À la musicalité de la langue s’ajoute une forme de picturalité qui fait de chaque paysage un tableau : « Il y avait le rouge de la ruffe, le presque noir du basalte, le vert de la garrigue et des vignes, le bleu du ciel. » Ces reflets créés par Emmanuelle Pagano entre les hommes et leurs paysages à travers l’invention d’une prose poétique à la fois ample et retenue sont magnifiques. Ils permettent de raviver un paysage perdu et de donner corps à des vies oubliées et englouties par l’eau et le temps, sur près de quatre cents pages, dans une continuité sensible.
Le roman accueille en effet des histoires variées, reliées par l’appartenance à cette terre, à ces « tableaux parfaitement composés ». Ceux qui sculptent ces paysages, et avec lesquels la narratrice s’unit par l’usage des pronoms « on » ou « nous », sont notamment Dom Bedos de Celles, moine, facteur d’orgue et gnomoniste, ou l’arrière-arrière-grand-père Louis, passionné de cartes à jouer jusqu’à en devenir fou, Paul Vigné d’Octon, médecin et créateur de la Maison du Soleil, la grand-mère Lydie, le grand-père Benjamin et ses vignes englouties, l’oncle Lucien, « garde-fou », et porteur de la mémoire familiale.
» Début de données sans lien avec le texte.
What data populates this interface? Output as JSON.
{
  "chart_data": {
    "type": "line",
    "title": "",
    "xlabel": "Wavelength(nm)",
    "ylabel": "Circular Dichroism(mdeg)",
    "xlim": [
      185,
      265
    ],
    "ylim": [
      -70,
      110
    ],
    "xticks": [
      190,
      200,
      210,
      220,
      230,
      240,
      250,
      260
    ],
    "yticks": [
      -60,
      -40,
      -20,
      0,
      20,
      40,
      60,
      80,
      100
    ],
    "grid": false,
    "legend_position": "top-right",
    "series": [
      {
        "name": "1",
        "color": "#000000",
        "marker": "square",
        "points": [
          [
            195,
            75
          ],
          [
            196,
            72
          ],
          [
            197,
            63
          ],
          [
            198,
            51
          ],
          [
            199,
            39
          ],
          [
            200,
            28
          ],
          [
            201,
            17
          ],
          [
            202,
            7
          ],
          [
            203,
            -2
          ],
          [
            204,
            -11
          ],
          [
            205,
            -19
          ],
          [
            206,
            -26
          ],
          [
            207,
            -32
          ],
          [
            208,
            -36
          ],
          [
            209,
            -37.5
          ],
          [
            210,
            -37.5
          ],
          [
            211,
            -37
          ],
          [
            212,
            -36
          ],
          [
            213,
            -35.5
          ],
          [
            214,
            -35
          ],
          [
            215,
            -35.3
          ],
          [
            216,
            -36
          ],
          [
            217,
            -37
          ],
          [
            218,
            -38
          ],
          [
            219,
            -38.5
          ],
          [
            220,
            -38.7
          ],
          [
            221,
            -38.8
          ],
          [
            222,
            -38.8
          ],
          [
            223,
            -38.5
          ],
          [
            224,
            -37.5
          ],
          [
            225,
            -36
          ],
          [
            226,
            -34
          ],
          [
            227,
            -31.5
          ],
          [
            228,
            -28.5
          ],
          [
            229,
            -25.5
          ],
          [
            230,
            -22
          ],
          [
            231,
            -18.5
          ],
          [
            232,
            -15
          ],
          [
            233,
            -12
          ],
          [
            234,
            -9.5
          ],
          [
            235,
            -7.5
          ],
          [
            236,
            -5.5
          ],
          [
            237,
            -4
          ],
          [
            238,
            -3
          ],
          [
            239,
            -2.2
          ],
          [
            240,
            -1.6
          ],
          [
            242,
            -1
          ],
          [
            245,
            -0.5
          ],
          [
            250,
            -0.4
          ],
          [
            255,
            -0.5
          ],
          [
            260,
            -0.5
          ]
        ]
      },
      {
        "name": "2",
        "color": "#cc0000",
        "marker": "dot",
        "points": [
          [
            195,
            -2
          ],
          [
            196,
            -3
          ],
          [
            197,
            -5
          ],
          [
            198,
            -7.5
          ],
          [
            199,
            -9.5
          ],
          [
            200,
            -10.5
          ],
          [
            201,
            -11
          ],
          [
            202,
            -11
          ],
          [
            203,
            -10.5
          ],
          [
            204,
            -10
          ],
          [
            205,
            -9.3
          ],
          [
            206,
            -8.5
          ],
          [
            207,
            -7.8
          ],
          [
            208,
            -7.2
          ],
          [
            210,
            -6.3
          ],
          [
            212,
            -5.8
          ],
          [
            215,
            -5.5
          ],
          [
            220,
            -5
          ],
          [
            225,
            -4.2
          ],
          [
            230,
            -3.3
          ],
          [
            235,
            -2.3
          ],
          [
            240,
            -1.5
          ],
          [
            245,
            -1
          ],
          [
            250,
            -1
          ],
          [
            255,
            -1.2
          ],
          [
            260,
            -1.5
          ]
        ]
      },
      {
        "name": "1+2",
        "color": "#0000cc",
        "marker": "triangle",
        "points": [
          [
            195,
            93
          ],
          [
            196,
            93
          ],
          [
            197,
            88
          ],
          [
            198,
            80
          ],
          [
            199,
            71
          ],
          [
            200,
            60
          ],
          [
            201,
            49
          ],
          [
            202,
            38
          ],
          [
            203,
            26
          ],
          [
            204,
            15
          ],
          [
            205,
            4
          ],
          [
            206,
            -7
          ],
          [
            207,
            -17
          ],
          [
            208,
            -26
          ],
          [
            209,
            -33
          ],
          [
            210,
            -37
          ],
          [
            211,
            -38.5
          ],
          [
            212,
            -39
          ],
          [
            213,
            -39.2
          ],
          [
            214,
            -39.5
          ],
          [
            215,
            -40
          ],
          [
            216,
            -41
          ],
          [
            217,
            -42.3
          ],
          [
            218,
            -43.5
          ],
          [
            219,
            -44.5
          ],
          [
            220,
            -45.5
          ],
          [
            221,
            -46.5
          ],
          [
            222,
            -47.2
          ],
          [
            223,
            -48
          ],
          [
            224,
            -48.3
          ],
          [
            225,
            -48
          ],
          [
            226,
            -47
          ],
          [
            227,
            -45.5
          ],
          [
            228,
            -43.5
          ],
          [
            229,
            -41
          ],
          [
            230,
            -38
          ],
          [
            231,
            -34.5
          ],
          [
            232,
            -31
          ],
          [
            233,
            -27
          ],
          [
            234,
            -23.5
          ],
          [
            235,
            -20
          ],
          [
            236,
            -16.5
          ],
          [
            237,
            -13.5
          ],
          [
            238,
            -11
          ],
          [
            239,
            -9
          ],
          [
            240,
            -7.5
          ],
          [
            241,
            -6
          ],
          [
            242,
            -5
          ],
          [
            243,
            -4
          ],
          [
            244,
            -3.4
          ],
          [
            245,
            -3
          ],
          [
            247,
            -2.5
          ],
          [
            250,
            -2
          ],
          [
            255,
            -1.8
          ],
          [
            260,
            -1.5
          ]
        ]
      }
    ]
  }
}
Les histoires de famille s’entremêlent, chacune avec ses secrets qu’Emmanuelle Pagano tente avec compassion de dénouer par l’écriture d’une fiction, mais aussi, avec plus de distance, par la consultation d’archives, l’enregistrement d’entretiens avec Lucien, ou la lecture d’ouvrages historiques et scientifiques. On peut regretter parfois l’abondance de ces détails historiques et scientifiques, qui, s’ils sont souvent beaux et intéressants, surchargent sans nécessité le texte.
Mais il est surtout possible de voir à travers cette profusion d’histoires et de détails réalistes, cette richesse descriptive, et l’invention d’une langue ample et empathique, une image du débordement, mouvement au cœur et à l’origine de Saufs riverains. L’eau du lac de barrage de la vallée du Salagou qui engloutit les vignes du grand-père de la narratrice en 1969, et qui faillit ennoyer le village de Celles, semble s’être infiltrée dans chaque histoire de famille, chaque parcelle de terre des vallées. Emmanuelle Pagano s’attache à écrire chaque histoire, chaque maison et chaque parcelle dans une langue précise et forte, comme pour mieux suivre le parcours de cette eau sur la roche de l’enfance de la narratrice. Ce « bain de mots » permet de retrouver l’origine, d’embrasser la toile des cours d’eau dans le paysage, image vive des entrelacs des vies.